Das Himbeer-Erdbeben vom Carlsplatz
Händler verkauft Obst aus Supermarkt. Neuer Geschäftsführer lädt zur Vollversammlung.
Düsseldorf. Es gibt Dinge, die können ein Erdbeben auslösen. Auf dem Carlsplatz genügen dazu ein paar Körbchen Himbeeren. Die soll ein Markthändler mal eben aus dem benachbarten Rewe-Markt geholt haben — beobachtet von einem Journalisten der Süddeutschen Zeitung. Den Gang soll sich der Obst-Experte dadurch versüßt haben, dass aus den Himbeeren für zwei Euro plötzlich Früchte für vier Euro wurden. Bester Stoff für eine Glosse — für den Carlsplatz eine PR-Katastrophe.
Gerüchte, dass kurzfristige Lücken im Warenangebot notfalls mit Hilfe von preisgünstigen Angeboten aus dem Supermarkt aufgefüllt werden, gab es schon eine Weile. Aber dass sich ein Händler dabei erwischen lässt, ist neu.
Für Andre Zalbertus, den neuen Geschäftsführer des Carlsplatz, ist das kein Einstand nach Maß: „Wer so etwas macht, der schießt ein Eigentor für den ganzen Markt.“ Zwar könne man rein rechtlich nichts dagegen machen, wenn Händler Waren aus dem Supermarkt weiter verkaufen: „Es sollte allerdings so etwas wie einen Ehren—Kodex geben.“
Wenn es interne Streitigkeiten vor Gericht gebe, sei das eine Sache: „Davon sind die Kunden aber nicht betroffen.“ Die „Himbeer-Affäre“ allerdings habe eine fatale Außenwirkung, weiß Zalbertus als erfahrener PR-Mann. Darunter leide der Markt insgesamt.

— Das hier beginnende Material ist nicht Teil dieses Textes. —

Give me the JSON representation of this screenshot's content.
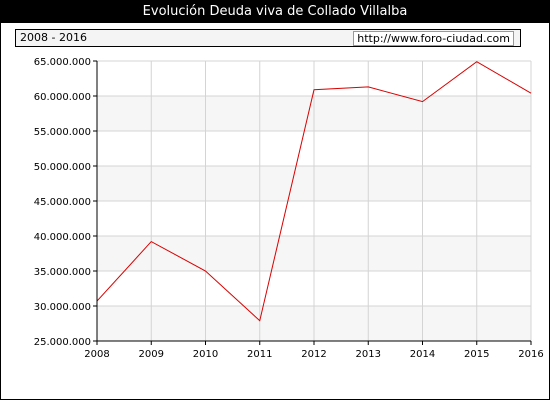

Wie man das Vertrauen wiederherstellt, soll am nächsten Dienstag diskutiert werden. Da will Zalbertus zu einer Vollversammlung ins Max-Haus einladen, zu der alle Markt-Beschicker, nicht nur die Vereinsmitglieder, eingeladen sind.
Bei vielen Händlern rund um den Carlsplatz hat der Ärger um die teuren Himbeeren für Unmut gesorgt. „Das ist natürlich eine große Sauerei und schädlich für den Ruf des Carlsplatzes“, sagt zum Beispiel Günther Weber, der seit 60 Jahren auf dem Markt aktiv ist und zusammen mit seiner Frau einen Obst- und Gemüsestand betreibt.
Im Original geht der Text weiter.